In celebration of Black History Month at St. John’s, a four-day production of “A Raisin in the Sun” had its opening night at the Little Theater on Thursday, Feb. 2. Lorraine Hansberry’s play sprang to life on the stage, once again breathing life into a classic.
The story centers on the Younger family: matriarch Lena; her children Walter and Beneatha; Walter’s wife Ruth and Walter and Ruth’s son, Travis. The performances by the cast were electric, conveying the depth of the Younger family’s dreams, fears, sufferings and agonies.
The cast made optimal use of a minimalist set, consisting of a small eat-in-kitchen, a living room and two doors, one leading to an imagined bedroom, the other to an imagined bathroom or exit. The cast maximized use of the set, using gestures as simple as a door often slammed to further emphasize the extremes of the play’s atmosphere.
The audience had a lively response to the vibrancy of the cast’s performances: rollicking laughter and pained sighs emanated throughout the theater as audience members paid witness to a family dynamic in flux. The strength of the reactions was well deserved; from the moment the play began the audience was sucked into the Younger family’s world, and became as aware and emotionally invested in the affairs of the family as a fly on the wall, or a face pressed against the kitchen window.
The performance by the cast was undeniably riveting – audience members were compelled to revile, rebuke and praise the characters’ various actions and choices throughout the course of the play. The actors lifted the story from the script and translated it to the stage in such a way that none of its heart was lost. They bit deep into topics of generational divide, the ways in which race and class inevitably pervade and shape our lives and showed that families cling together in the face of tragedy and strife.
In one especially poignant scene, after Walter makes a decision with disastrous consequences, Lena admonishes Beneatha for forsaking her brother. She reminded her that it is most necessary to love someone not when they have done well, but when they have erred nearly beyond the point of forgiveness. Ultimately, the play ends on a note of redemption and uncertainty – one filled with hope and trepidation for the future.

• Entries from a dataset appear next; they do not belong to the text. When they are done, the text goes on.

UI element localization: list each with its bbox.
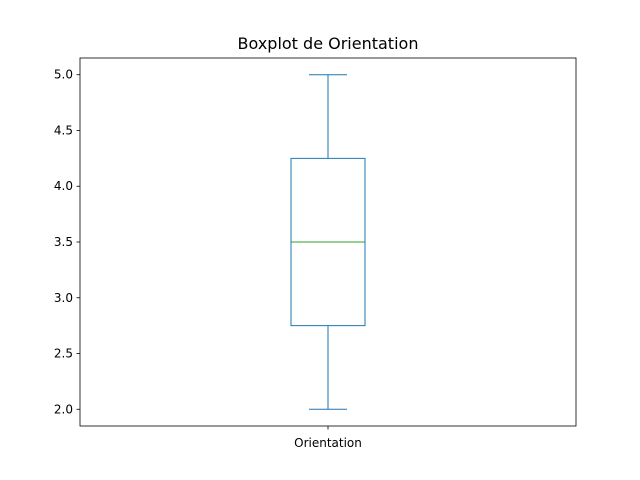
y-tick-label: 3.0 bbox=[54, 291, 73, 305]
y-tick-label: 5.0 bbox=[54, 68, 73, 82]
y-tick-label: 2.0 bbox=[54, 402, 73, 416]
y-tick-label: 3.5 bbox=[54, 235, 73, 249]
y-tick-label: 4.5 bbox=[54, 123, 73, 137]
y-tick-label: 2.5 bbox=[54, 347, 73, 361]
chart-title: Boxplot de Orientation bbox=[238, 34, 419, 53]
y-tick-label: 4.0 bbox=[54, 179, 73, 193]
x-tick-label: Orientation bbox=[294, 436, 362, 450]
plot-area: 2.0 2.5 3.0 3.5 4.0 4.5 5.0 Orientation bbox=[54, 57, 577, 450]
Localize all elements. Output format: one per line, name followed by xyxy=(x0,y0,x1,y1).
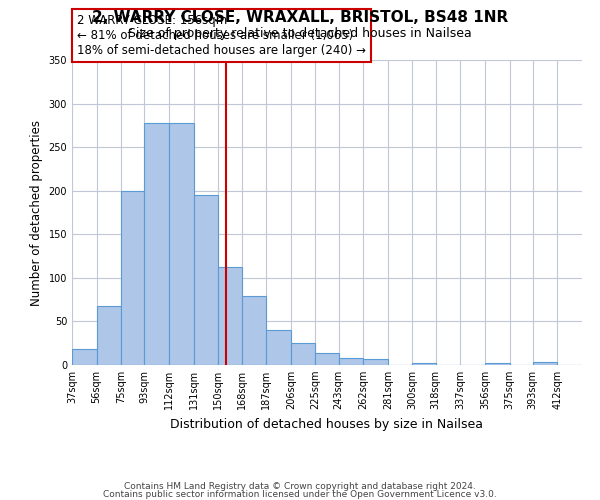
Bar xyxy=(72,350,97,365)
Bar xyxy=(194,195,218,365)
Bar xyxy=(412,364,436,365)
Bar xyxy=(121,190,145,365)
Bar xyxy=(338,358,363,365)
Text: Size of property relative to detached houses in Nailsea: Size of property relative to detached ho… xyxy=(128,28,472,40)
Bar xyxy=(291,343,316,365)
Bar xyxy=(97,306,121,365)
Bar xyxy=(266,330,291,365)
Bar xyxy=(533,362,557,365)
Text: Contains public sector information licensed under the Open Government Licence v3: Contains public sector information licen… xyxy=(103,490,497,499)
Text: 2, WARRY CLOSE, WRAXALL, BRISTOL, BS48 1NR: 2, WARRY CLOSE, WRAXALL, BRISTOL, BS48 1… xyxy=(92,10,508,25)
Y-axis label: Number of detached properties: Number of detached properties xyxy=(30,120,43,306)
Bar xyxy=(242,296,266,365)
Bar xyxy=(218,266,242,365)
Bar xyxy=(363,359,388,365)
Text: Contains HM Land Registry data © Crown copyright and database right 2024.: Contains HM Land Registry data © Crown c… xyxy=(124,482,476,491)
Bar xyxy=(145,122,169,365)
Bar xyxy=(485,364,509,365)
Bar xyxy=(316,353,338,365)
X-axis label: Distribution of detached houses by size in Nailsea: Distribution of detached houses by size … xyxy=(170,418,484,430)
Bar xyxy=(169,122,194,365)
Text: 2 WARRY CLOSE: 156sqm
← 81% of detached houses are smaller (1,065)
18% of semi-d: 2 WARRY CLOSE: 156sqm ← 81% of detached … xyxy=(77,14,366,57)
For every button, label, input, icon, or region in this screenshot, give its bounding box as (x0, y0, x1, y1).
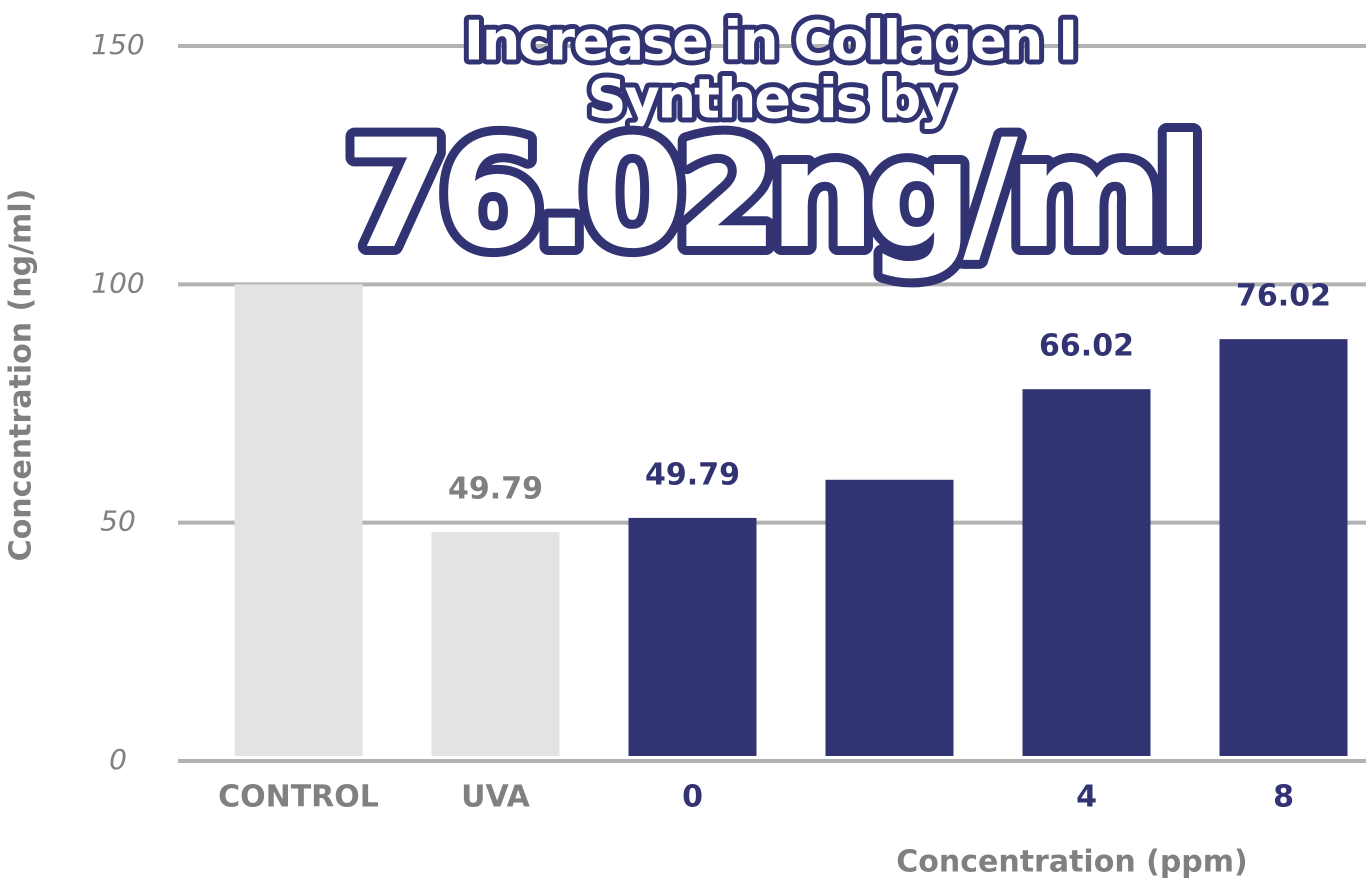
y-tick-label: 150 (91, 28, 144, 61)
chart-title: Increase in Collagen I (464, 10, 1076, 73)
bar (1219, 339, 1348, 756)
value-label: 49.79 (448, 472, 543, 507)
bar (431, 532, 560, 756)
x-tick-label: CONTROL (218, 780, 379, 815)
value-label: 76.02 (1236, 279, 1331, 314)
chart-title: Synthesis by (588, 68, 955, 131)
x-tick-label: UVA (461, 780, 531, 815)
bar (628, 517, 757, 756)
bar (1022, 389, 1151, 756)
y-tick-label: 0 (109, 743, 127, 776)
y-tick-label: 50 (100, 505, 136, 538)
value-label: 66.02 (1039, 329, 1134, 364)
y-tick-label: 100 (91, 266, 144, 299)
x-tick-label: 8 (1273, 780, 1294, 815)
bar (234, 284, 363, 756)
x-axis-label: Concentration (ppm) (896, 845, 1248, 880)
x-tick-label: 0 (682, 780, 703, 815)
x-tick-label: 4 (1076, 780, 1097, 815)
headline: 76.02ng/ml (344, 108, 1195, 282)
bar (825, 479, 954, 756)
y-axis-label: Concentration (ng/ml) (4, 189, 39, 562)
value-label: 49.79 (645, 457, 740, 492)
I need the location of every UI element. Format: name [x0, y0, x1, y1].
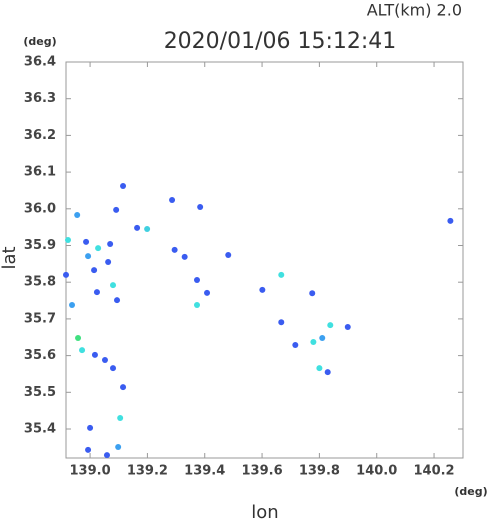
plot-frame	[65, 61, 464, 459]
x-tick-label: 139.6	[242, 464, 283, 479]
echo-point	[93, 289, 100, 296]
x-tick-label: 139.4	[184, 464, 225, 479]
y-tick-label: 35.7	[24, 311, 56, 326]
echo-point	[91, 267, 98, 274]
echo-point	[225, 252, 232, 259]
echo-point	[327, 322, 334, 329]
x-unit: (deg)	[454, 485, 487, 498]
y-tick-label: 36.4	[24, 55, 56, 70]
echo-point	[316, 365, 323, 372]
echo-point	[63, 271, 69, 278]
y-tick-label: 35.8	[24, 275, 56, 290]
y-tick-label: 36.1	[24, 165, 56, 180]
echo-point	[181, 253, 188, 260]
echo-point	[197, 203, 204, 210]
chart-title: 2020/01/06 15:12:41	[164, 29, 397, 54]
y-tick-label: 35.5	[24, 385, 56, 400]
y-tick-label: 36.3	[24, 91, 56, 106]
y-tick-label: 35.6	[24, 348, 56, 363]
echo-point	[171, 246, 178, 253]
echo-point	[193, 277, 200, 284]
echo-point	[69, 301, 76, 308]
y-unit: (deg)	[23, 35, 56, 48]
echo-point	[117, 414, 124, 421]
echo-point	[292, 341, 299, 348]
x-tick-label: 139.8	[299, 464, 340, 479]
y-tick-label: 36.0	[24, 201, 56, 216]
x-tick-label: 139.2	[127, 464, 168, 479]
echo-point	[79, 347, 86, 354]
echo-point	[193, 301, 200, 308]
echo-point	[169, 196, 176, 203]
x-tick-label: 140.2	[413, 464, 454, 479]
echo-point	[101, 357, 108, 364]
y-tick-label: 35.9	[24, 238, 56, 253]
echo-point	[95, 245, 102, 252]
echo-point	[113, 206, 120, 213]
echo-point	[75, 334, 82, 341]
echo-point	[120, 183, 127, 190]
echo-point	[105, 259, 112, 266]
echo-point	[103, 452, 110, 459]
echo-point	[319, 334, 326, 341]
echo-point	[310, 339, 317, 346]
echo-point	[87, 424, 94, 431]
echo-point	[134, 224, 141, 231]
echo-point	[83, 238, 90, 245]
echo-point	[74, 212, 81, 219]
echo-point	[324, 369, 331, 376]
x-tick-label: 140.0	[356, 464, 397, 479]
echo-point	[204, 289, 211, 296]
echo-point	[144, 225, 151, 232]
y-tick-label: 35.4	[24, 422, 56, 437]
echo-point	[114, 297, 121, 304]
x-axis-label: lon	[251, 502, 278, 521]
echo-point	[278, 319, 285, 326]
x-tick-label: 139.0	[70, 464, 111, 479]
echo-point	[85, 253, 92, 260]
echo-point	[91, 351, 98, 358]
echo-point	[278, 271, 285, 278]
y-axis-label: lat	[0, 246, 20, 269]
echo-point	[110, 365, 117, 372]
altitude-label: ALT(km) 2.0	[367, 1, 462, 20]
echo-point	[120, 384, 127, 391]
echo-point	[309, 290, 316, 297]
echo-point	[107, 241, 114, 248]
echo-point	[110, 282, 117, 289]
echo-point	[447, 217, 454, 224]
echo-point	[259, 286, 266, 293]
y-tick-label: 36.2	[24, 128, 56, 143]
echo-point	[344, 323, 351, 330]
echo-point	[85, 446, 92, 453]
echo-point	[115, 443, 122, 450]
echo-point	[65, 236, 72, 243]
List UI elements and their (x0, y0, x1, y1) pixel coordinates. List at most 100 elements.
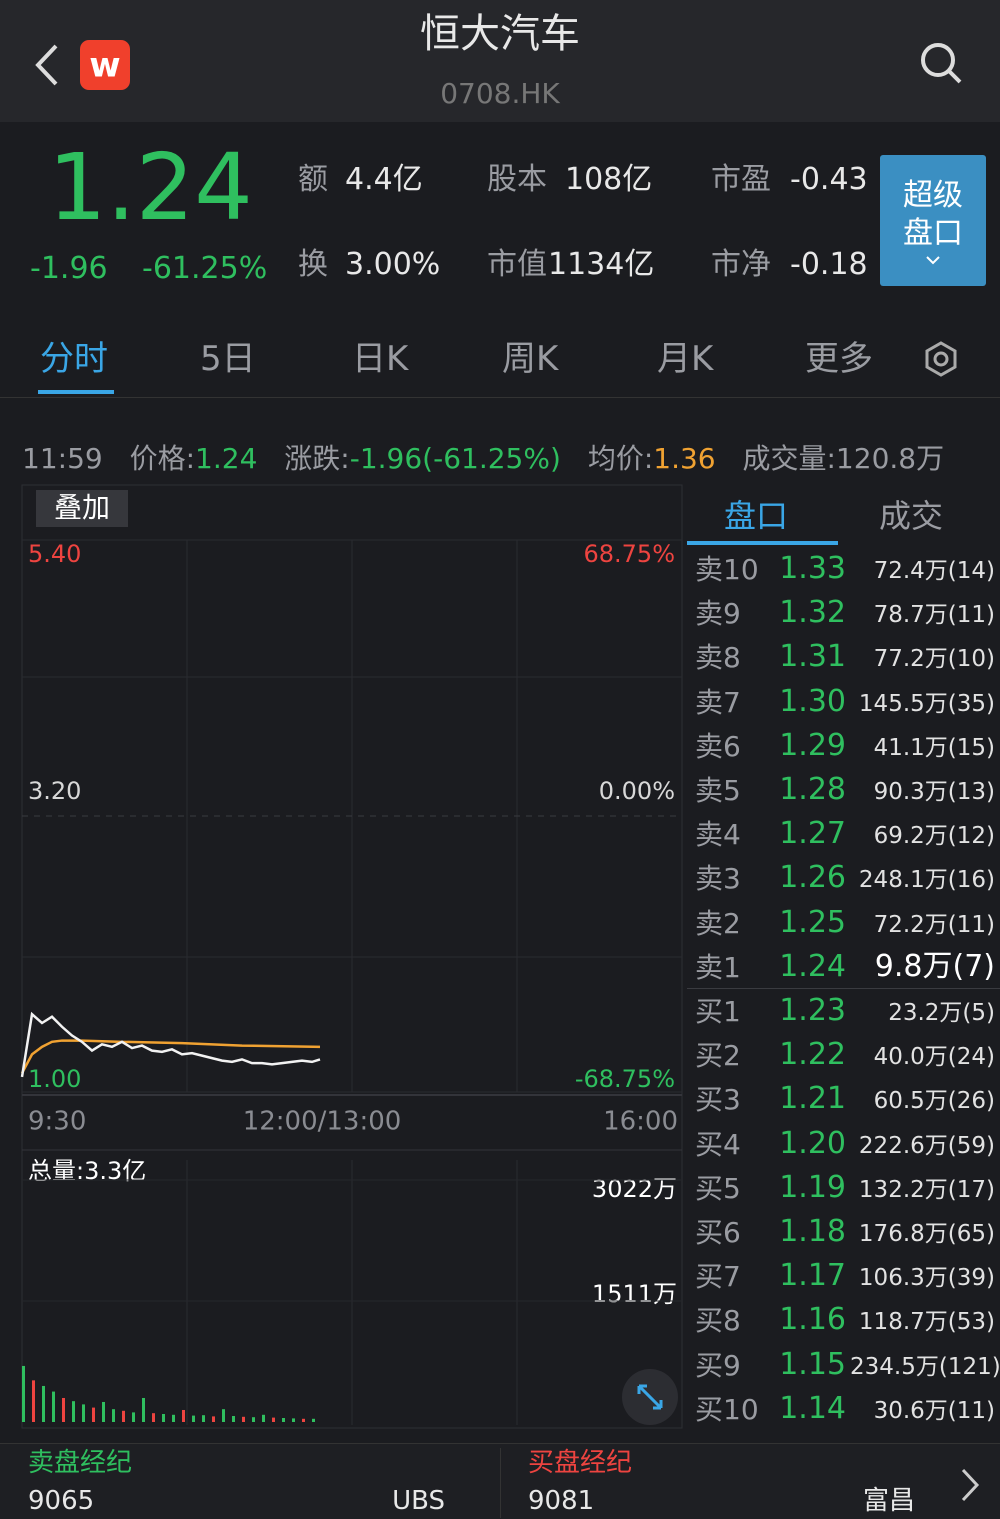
book-volume: 145.5万 (858, 690, 948, 717)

As Lena leaves the house with her small plant, so symbolic of her hopes for her family’s future, and decisively shuts the apartment door behind her, the audience erupted into applause. The student production of “A Raisin in the Sun” crackles with a vitality boosted by its energetic cast who less play their characters than become their characters, forcefully pulling audience members into their world, shoving them onto an emotional rollercoaster, and then releasing them back into the world to process it all.
This excellently staged production proves the enduring relevance of “A Raisin in the Sun” – a work that evidently resonates with millennials, and that will doubtlessly continue to resonate with future generations to come.